Book for studying Calculus I So I'm taking Calculus I in college. However I'm not taking the grades I want to and I have sort of difficulties using my teacher material (theoretical and exercises). I'm looking for a book that has a good explanation of the content and also solved exercises (which is a very important thing that I'm missing). So here is a list of books my college has: 
Calculus: T. M. Apostol 1994 Vol. I. Reverté
A First Course in Real Analysis: Murrey H. Protter and Charles B. Morrey 1993 Springer-Verlag
Introduction to Real Analysis: R. G. Bartle e D. Sherbert 1991 2nd ed. John Wiley
Advanced Calculus: A. E. Taylor and W. R. Mann 1972 John Wiley
M. Spivak, Calculus, 3rd Ed., Cambridge University Press, 2006.
What is in your opinion the best book for self study (I'm going to repeat the examinations next semester but I'll be studying on my own). If there is a better book than the ones on this list please tell me. Thanks!!
 A: Some of the books you mentioned deal with real analysis, which go well beyond the level of a first-semester calculus course. You will in fact need three or four semesters of calculus (depending on your institution), linear algebra, and proof-writing skills before you can go near those.
When I was self-studying Calculus I and II over the summer, I used two texts: A First Course in Calculus, Third Edition by Serge Lang and Calculus and Analytic Geometry, Fifth Edition by Thomas and Finney. Both are older editions that I inherited, so you may only be able to get newer editions. I found that the Lang was great for providing a strong theoretical foundation to calculus; his proofs are quite clear and offer deeper insights to the subject than you would simply get from a minimal amount of technique. The Thomas and Finney was suitable for filling in some of the gaps not covered in the Lang such as implicit differentiation and some physical applications of integration such as the shell/washer methods, Theorems of Pappus, moments, center of mass, etc. 
I felt that the Lang was deficient when it came to series and sequences; in this respect the Thomas and Finney was far superior in articulating the concepts with plenty of examples.
Both texts had the answers to both the odd- and even-numbered exercises, although I am not sure if this is still true for newer editions.
Aside from book materials, Paul's Online Notes for Calculus are a fine supplementary resource if you need some extra clarification.
A: I have read over the Apostol's Calculus Volume 1 line by line after finishing the course I had on the calculus! It was a grief for me that I didn't do this when I had the course.
$1.$ The author is really really good in writing. It always provides motivations for the subjects via historical remarks or intuition. 
$2.$ Furthermore, this is best fitted for those who have a nice background in elementary mathematics and want to go through a rigorous theoretical approach to calculus. 
$3.$ The proofs are nice and clear and sometimes they challenge you to do some parts by yourself. 

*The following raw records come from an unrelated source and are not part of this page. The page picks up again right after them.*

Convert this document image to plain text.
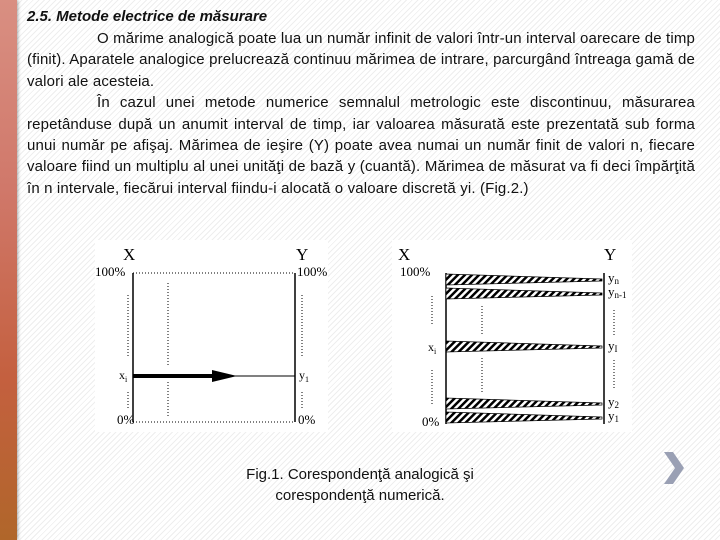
2.5. Metode electrice de măsurare

O mărime analogică poate lua un număr infinit de valori într-un interval oarecare de timp (finit). Aparatele analogice prelucrează continuu mărimea de intrare, parcurgând întreaga gamă de valori ale acesteia.

În cazul unei metode numerice semnalul metrologic este discontinuu, măsurarea repetânduse după un anumit interval de timp, iar valoarea măsurată este prezentată sub forma unui număr pe afişaj. Mărimea de ieşire (Y) poate avea numai un număr finit de valori n, fiecare valoare fiind un multiplu al unei unităţi de bază y (cuantă). Mărimea de măsurat va fi deci împărţită în n intervale, fiecărui interval fiindu-i alocată o valoare discretă yi. (Fig.2.)

X	Y
100%	100%
0%	0%
$x_i$	$y_1$
X	Y
100%
0%
$x_i$
yn
yn-1
yI
y2
y1
Fig.1. Corespondenţă analogică şi
corespondenţă numerică.
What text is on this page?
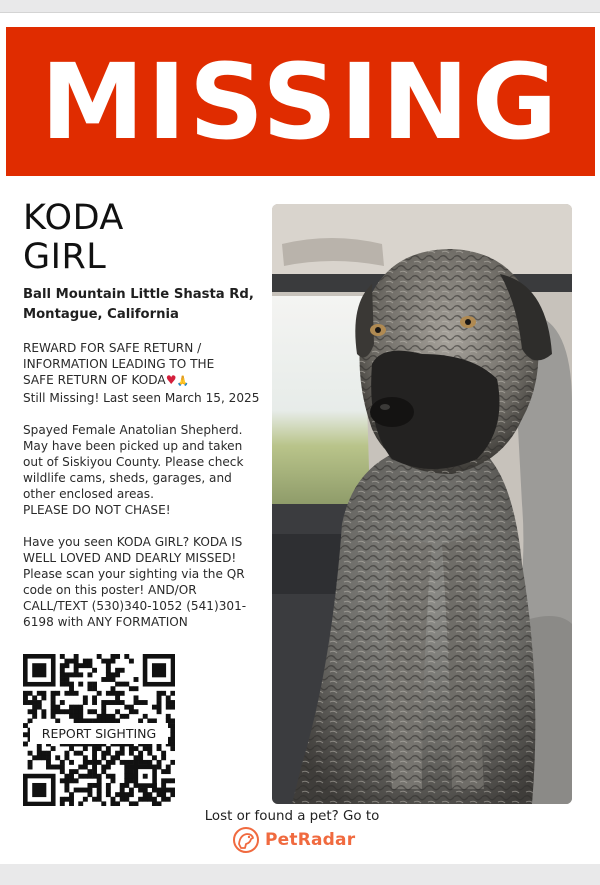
MISSING
KODA
GIRL
Ball Mountain Little Shasta Rd,
Montague, California
REWARD FOR SAFE RETURN /
INFORMATION LEADING TO THE
SAFE RETURN OF KODA♥🙏
Still Missing! Last seen March 15, 2025
Spayed Female Anatolian Shepherd.
May have been picked up and taken
out of Siskiyou County. Please check
wildlife cams, sheds, garages, and
other enclosed areas.
PLEASE DO NOT CHASE!
Have you seen KODA GIRL? KODA IS
WELL LOVED AND DEARLY MISSED!
Please scan your sighting via the QR
code on this poster! AND/OR
CALL/TEXT (530)340-1052 (541)301-
6198 with ANY FORMATION
REPORT SIGHTING
Lost or found a pet? Go to
PetRadar
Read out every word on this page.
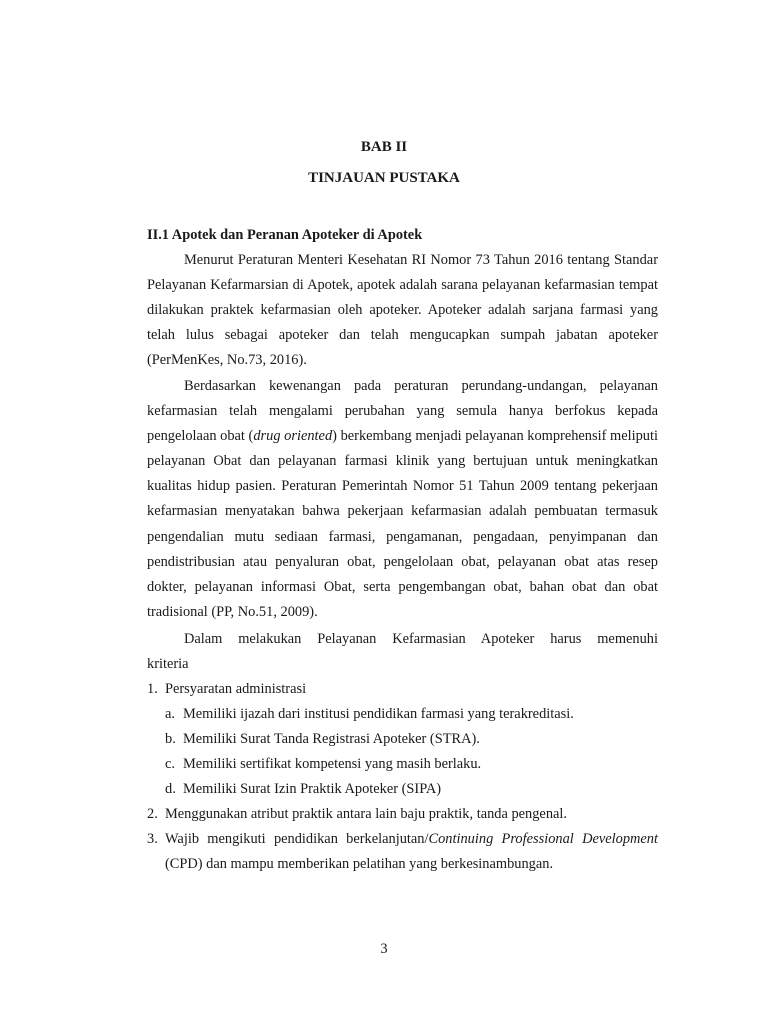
BAB II

TINJAUAN PUSTAKA

II.1 Apotek dan Peranan Apoteker di Apotek

Menurut Peraturan Menteri Kesehatan RI Nomor 73 Tahun 2016 tentang Standar Pelayanan Kefarmarsian di Apotek, apotek adalah sarana pelayanan kefarmasian tempat dilakukan praktek kefarmasian oleh apoteker. Apoteker adalah sarjana farmasi yang telah lulus sebagai apoteker dan telah mengucapkan sumpah jabatan apoteker (PerMenKes, No.73, 2016).

Berdasarkan kewenangan pada peraturan perundang-undangan, pelayanan kefarmasian telah mengalami perubahan yang semula hanya berfokus kepada pengelolaan obat (drug oriented) berkembang menjadi pelayanan komprehensif meliputi pelayanan Obat dan pelayanan farmasi klinik yang bertujuan untuk meningkatkan kualitas hidup pasien. Peraturan Pemerintah Nomor 51 Tahun 2009 tentang pekerjaan kefarmasian menyatakan bahwa pekerjaan kefarmasian adalah pembuatan termasuk pengendalian mutu sediaan farmasi, pengamanan, pengadaan, penyimpanan dan pendistribusian atau penyaluran obat, pengelolaan obat, pelayanan obat atas resep dokter, pelayanan informasi Obat, serta pengembangan obat, bahan obat dan obat tradisional (PP, No.51, 2009).

Dalam melakukan Pelayanan Kefarmasian Apoteker harus memenuhi

kriteria

1. Persyaratan administrasi
a. Memiliki ijazah dari institusi pendidikan farmasi yang terakreditasi.
b. Memiliki Surat Tanda Registrasi Apoteker (STRA).
c. Memiliki sertifikat kompetensi yang masih berlaku.
d. Memiliki Surat Izin Praktik Apoteker (SIPA)
2. Menggunakan atribut praktik antara lain baju praktik, tanda pengenal.
3. Wajib mengikuti pendidikan berkelanjutan/Continuing Professional Development (CPD) dan mampu memberikan pelatihan yang berkesinambungan.

3
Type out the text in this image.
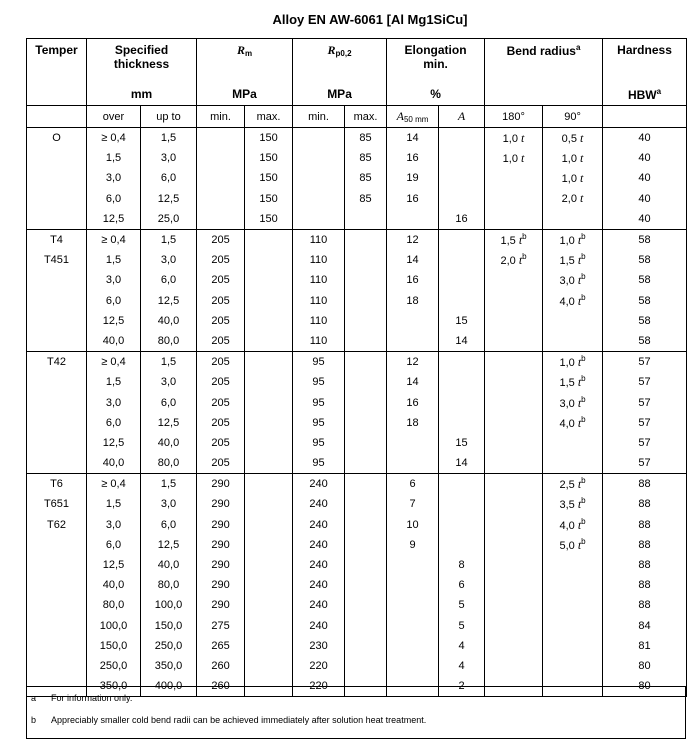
Alloy EN AW-6061 [Al Mg1SiCu]
Temper	Specified thickness		$R_m$		$R_{p0,2}$		Elongation min.		Bend radius$^a$		Hardness
	mm		MPa		MPa		%				HBW$^a$
	over	up to	min.	max.	min.	max.	$A_{50 mm}$	A	180°	90°	
O	≥ 0,4	1,5		150		85	14		1,0 t	0,5 t	40
	1,5	3,0		150		85	16		1,0 t	1,0 t	40
	3,0	6,0		150		85	19			1,0 t	40
	6,0	12,5		150		85	16			2,0 t	40
	12,5	25,0		150				16			40
T4	≥ 0,4	1,5	205		110		12		1,5 $t^b$	1,0 $t^b$	58
T451	1,5	3,0	205		110		14		2,0 $t^b$	1,5 $t^b$	58
	3,0	6,0	205		110		16			3,0 $t^b$	58
	6,0	12,5	205		110		18			4,0 $t^b$	58
	12,5	40,0	205		110			15			58
	40,0	80,0	205		110			14			58
T42	≥ 0,4	1,5	205		95		12			1,0 $t^b$	57
	1,5	3,0	205		95		14			1,5 $t^b$	57
	3,0	6,0	205		95		16			3,0 $t^b$	57
	6,0	12,5	205		95		18			4,0 $t^b$	57
	12,5	40,0	205		95			15			57
	40,0	80,0	205		95			14			57
T6	≥ 0,4	1,5	290		240		6			2,5 $t^b$	88
T651	1,5	3,0	290		240		7			3,5 $t^b$	88
T62	3,0	6,0	290		240		10			4,0 $t^b$	88
	6,0	12,5	290		240		9			5,0 $t^b$	88
	12,5	40,0	290		240			8			88
	40,0	80,0	290		240			6			88
	80,0	100,0	290		240			5			88
	100,0	150,0	275		240			5			84
	150,0	250,0	265		230			4			81
	250,0	350,0	260		220			4			80
	350,0	400,0	260		220			2			80
a For information only.
b Appreciably smaller cold bend radii can be achieved immediately after solution heat treatment.
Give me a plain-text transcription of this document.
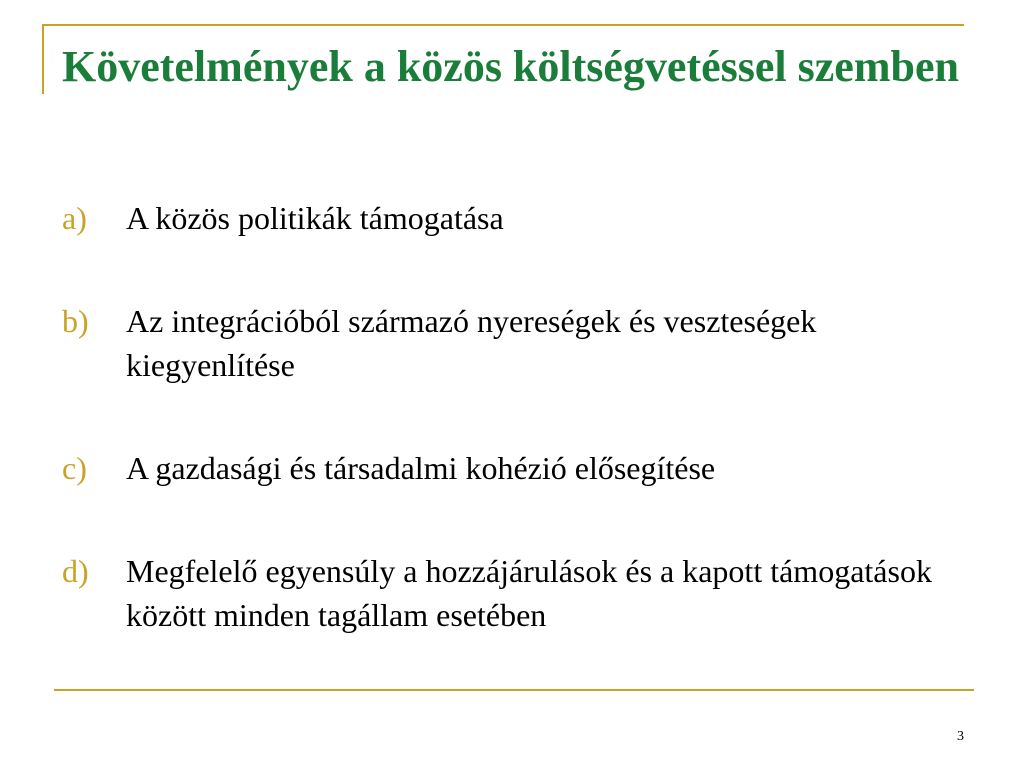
Követelmények a közös költségvetéssel szemben
a)	A közös politikák támogatása
b)	Az integrációból származó nyereségek és veszteségek kiegyenlítése
c)	A gazdasági és társadalmi kohézió elősegítése
d)	Megfelelő egyensúly a hozzájárulások és a kapott támogatások között minden tagállam esetében
3
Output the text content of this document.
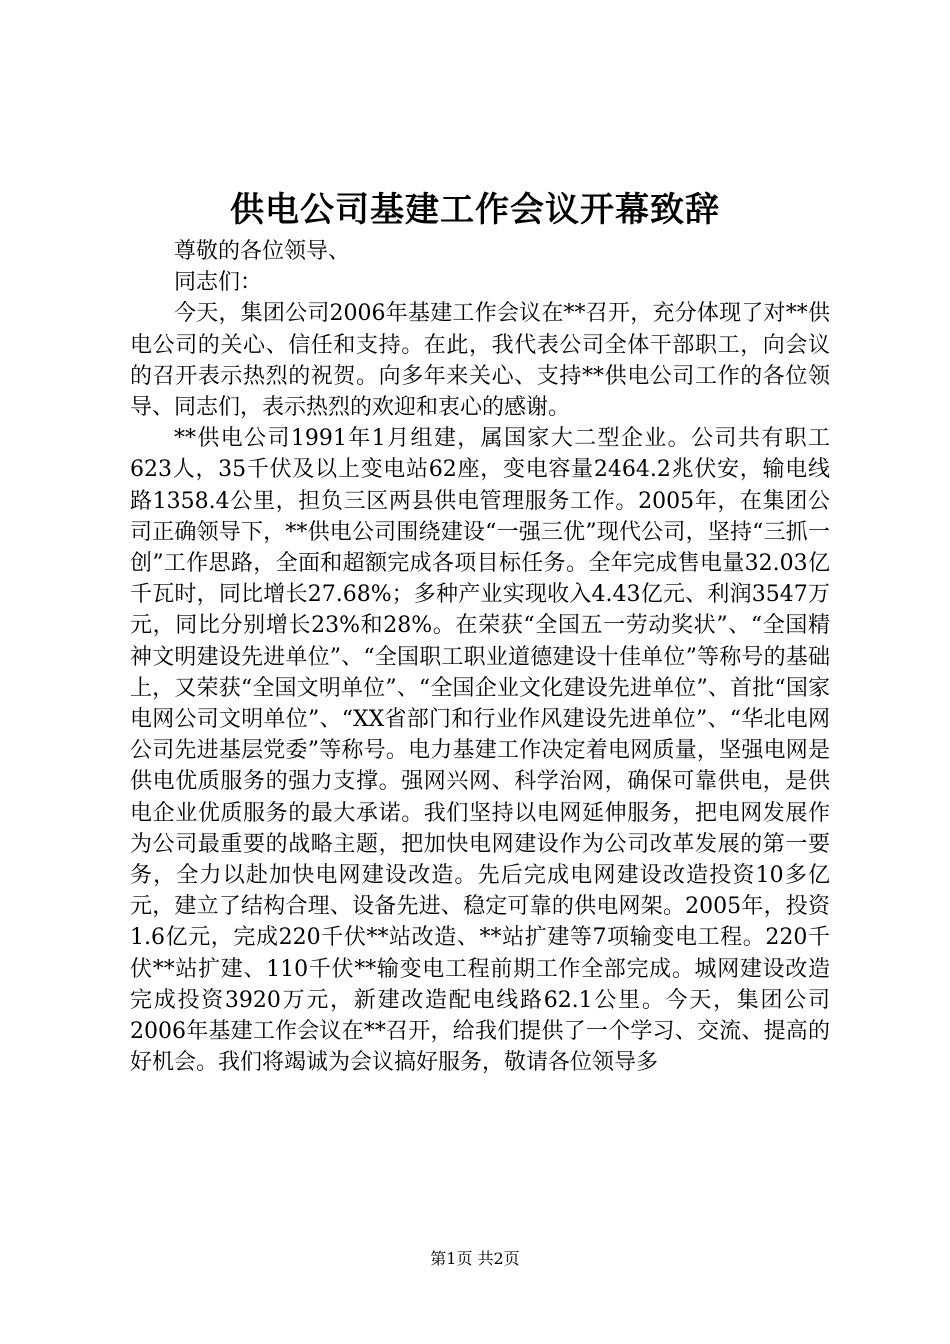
供电公司基建工作会议开幕致辞

尊敬的各位领导、

同志们：

今天，集团公司2006年基建工作会议在**召开，充分体现了对**供电公司的关心、信任和支持。在此，我代表公司全体干部职工，向会议的召开表示热烈的祝贺。向多年来关心、支持**供电公司工作的各位领导、同志们，表示热烈的欢迎和衷心的感谢。

**供电公司1991年1月组建，属国家大二型企业。公司共有职工623人，35千伏及以上变电站62座，变电容量2464.2兆伏安，输电线路1358.4公里，担负三区两县供电管理服务工作。2005年，在集团公司正确领导下，**供电公司围绕建设“一强三优”现代公司，坚持“三抓一创”工作思路，全面和超额完成各项目标任务。全年完成售电量32.03亿千瓦时，同比增长27.68%；多种产业实现收入4.43亿元、利润3547万元，同比分别增长23%和28%。在荣获“全国五一劳动奖状”、“全国精神文明建设先进单位”、“全国职工职业道德建设十佳单位”等称号的基础上，又荣获“全国文明单位”、“全国企业文化建设先进单位”、首批“国家电网公司文明单位”、“XX省部门和行业作风建设先进单位”、“华北电网公司先进基层党委”等称号。电力基建工作决定着电网质量，坚强电网是供电优质服务的强力支撑。强网兴网、科学治网，确保可靠供电，是供电企业优质服务的最大承诺。我们坚持以电网延伸服务，把电网发展作为公司最重要的战略主题，把加快电网建设作为公司改革发展的第一要务，全力以赴加快电网建设改造。先后完成电网建设改造投资10多亿元，建立了结构合理、设备先进、稳定可靠的供电网架。2005年，投资1.6亿元，完成220千伏**站改造、**站扩建等7项输变电工程。220千伏**站扩建、110千伏**输变电工程前期工作全部完成。城网建设改造完成投资3920万元，新建改造配电线路62.1公里。今天，集团公司2006年基建工作会议在**召开，给我们提供了一个学习、交流、提高的好机会。我们将竭诚为会议搞好服务，敬请各位领导多

第1页 共2页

$4.$ The book contains final answers to the exercises that does not require a proof. 
$5.$ It also makes you ready for a good transition to real analysis in future.
In conclusion, I honestly enjoyed reading this book and suggest this to anyone who may look for a book for a first course in calculus. 
A: Apostol is a very rigorous book. I studied both Apostol and Stewart. If you have some solid background already, I'd recommend you to get involved in Apostol. However, for a beginner, it is somewhat difficult. Firstly, you can consider a book like Stewart, Thomas and solve some problems to improve your thinking. Then, you can make a transition to rigorous proofs.
A: Paul's Math notes for calculus I, you can find it on google.
And Calculus-Early Transcendentals(2010 7th Ed Stewart)
These books are pretty good for self study.